Run only selected steps

python scripts/experiments/reproduce_paper.py \
    --profile article \
    --step medium_budget \
    --step external_benchmarks

Important Defaults

The structured runner now uses the maintained modern defaults:

  • tuned TGNN config: configs/paper_config_tuned.yaml
  • canonical split mode: solute_scaffold
  • multi-seed count: 5
  • medium-budget comparison on the full scaffold split
  • external baselines:
  • FastSolv mode = both
  • SolProp mode = native

That is different from the older shell script, which hardcoded a broader legacy TGNN config and did not treat the external article baselines as part of the default reproduction path.

Expected Artifacts

Core profile

  • results/multi_seed_results.json
  • results/full_evaluation.json
  • results/split_comparisons.json
  • tables/
  • figures/
  • results/reproduction/core_summary.json

Article profile

  • everything from core
  • results/medium_budget/
  • results/external_baselines/article_benchmark/summary.csv
  • results/external_baselines/article_benchmark/comparison.json
  • results/reproduction/article_summary.json
  • benchmark sidecars under the generated bundles:
  • run_manifest.json
  • benchmark_card.json

Full profile

  • everything from article
  • results/split_late_multi_seed_results.json
  • results/directgnn_multi_seed_results.json
  • results/error_analysis.json
  • results/ablation.json
  • results/learning_curves.json
  • results/temperature_extrapolation.json
  • results/physics_validation.json
  • results/significance.json
  • results/full_budget_experiment/
  • results/reproduction/full_summary.json

Supplementary Outputs

scripts/experiments/generate_supplementary.py now also looks for canonical external/custom benchmark bundles and emits an additional table summarizing those baselines when available.

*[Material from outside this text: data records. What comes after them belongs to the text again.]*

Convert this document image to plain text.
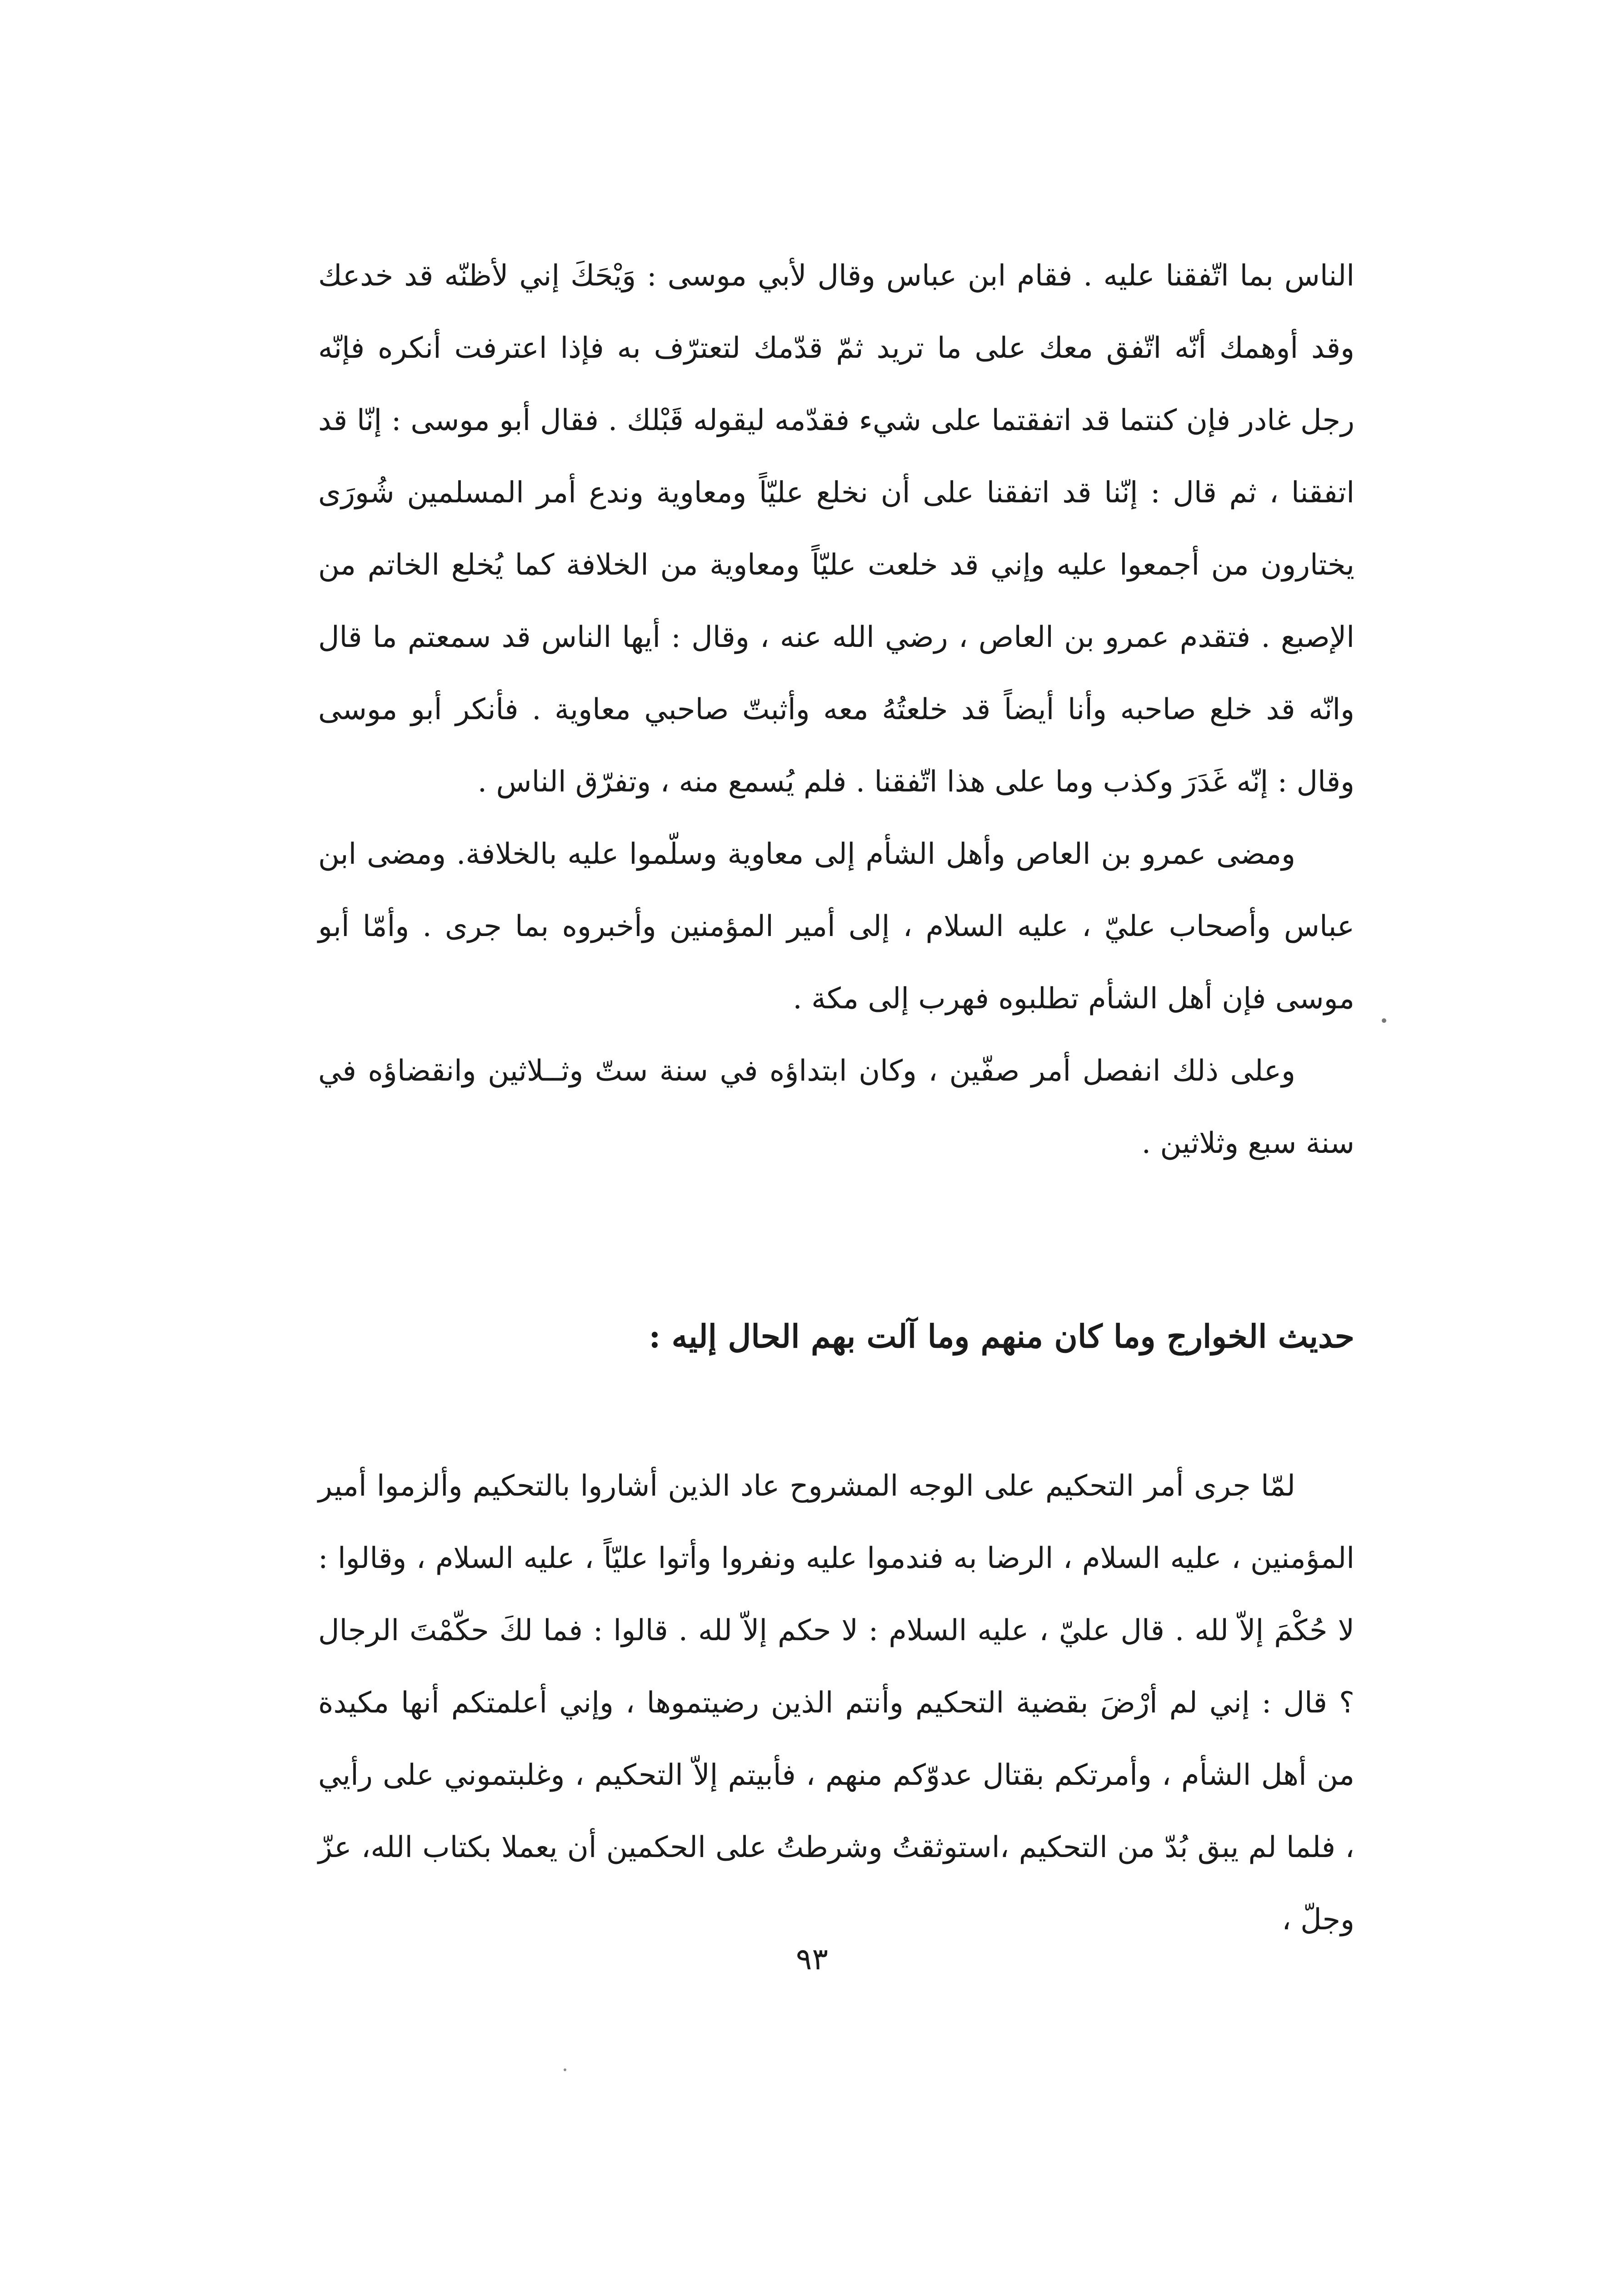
الناس بما اتّفقنا عليه . فقام ابن عباس وقال لأبي موسى : وَيْحَكَ إني لأظنّه قد خدعك وقد أوهمك أنّه اتّفق معك على ما تريد ثمّ قدّمك لتعترّف به فإذا اعترفت أنكره فإنّه رجل غادر فإن كنتما قد اتفقتما على شيء فقدّمه ليقوله قَبْلك . فقال أبو موسى : إنّا قد اتفقنا ، ثم قال : إنّنا قد اتفقنا على أن نخلع عليّاً ومعاوية وندع أمر المسلمين شُورَى يختارون من أجمعوا عليه وإني قد خلعت عليّاً ومعاوية من الخلافة كما يُخلع الخاتم من الإصبع . فتقدم عمرو بن العاص ، رضي الله عنه ، وقال : أيها الناس قد سمعتم ما قال وانّه قد خلع صاحبه وأنا أيضاً قد خلعتُهُ معه وأثبتّ صاحبي معاوية . فأنكر أبو موسى وقال : إنّه غَدَرَ وكذب وما على هذا اتّفقنا . فلم يُسمع منه ، وتفرّق الناس .

ومضى عمرو بن العاص وأهل الشأم إلى معاوية وسلّموا عليه بالخلافة. ومضى ابن عباس وأصحاب عليّ ، عليه السلام ، إلى أمير المؤمنين وأخبروه بما جرى . وأمّا أبو موسى فإن أهل الشأم تطلبوه فهرب إلى مكة .

وعلى ذلك انفصل أمر صفّين ، وكان ابتداؤه في سنة ستّ وثــلاثين وانقضاؤه في سنة سبع وثلاثين .

حديث الخوارج وما كان منهم وما آلت بهم الحال إليه :

لمّا جرى أمر التحكيم على الوجه المشروح عاد الذين أشاروا بالتحكيم وألزموا أمير المؤمنين ، عليه السلام ، الرضا به فندموا عليه ونفروا وأتوا عليّاً ، عليه السلام ، وقالوا : لا حُكْمَ إلاّ لله . قال عليّ ، عليه السلام : لا حكم إلاّ لله . قالوا : فما لكَ حكّمْتَ الرجال ؟ قال : إني لم أرْضَ بقضية التحكيم وأنتم الذين رضيتموها ، وإني أعلمتكم أنها مكيدة من أهل الشأم ، وأمرتكم بقتال عدوّكم منهم ، فأبيتم إلاّ التحكيم ، وغلبتموني على رأيي ، فلما لم يبق بُدّ من التحكيم ،استوثقتُ وشرطتُ على الحكمين أن يعملا بكتاب الله، عزّ وجلّ ،

٩٣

That means the article profile can feed both:

  • the Benchmark Studio inside the lab
  • the supplementary-table generator

from the same canonical summary.csv + report.json + predictions.csv bundles.

If you want to freeze the resulting artifact snapshot for sharing or a paper appendix, follow the reproduction run with:

python scripts/experiments/build_benchmark_release.py ...

Validation Guidance

A successful reproduction run means:

  • the structured runner completes or skips optional external steps with clear status in results/reproduction/<profile>_summary.json
  • the best TGNN checkpoint resolves cleanly into results/full_evaluation.json
  • figures and supplementary tables are regenerated from the produced artifacts
  • benchmark bundles are present when the article or full profile is used

Exact numeric values still depend on:

  • hardware
  • optional dependency stacks
  • runtime availability for FastSolv and SolProp
  • seed reuse versus fresh retraining

Treat the generated artifacts from your run as the authoritative output.

Scope Boundary

The structured runner is now the maintained paper-reproduction surface. Standalone scripts such as:

  • scripts/experiments/run_full_budget_experiment.py
  • scripts/experiments/run_medium_budget_comparison.py
  • scripts/experiments/run_external_baseline_benchmark.py

remain useful individually, but they are now also integrated into the maintained reproduction profiles instead of living completely outside the default paper path.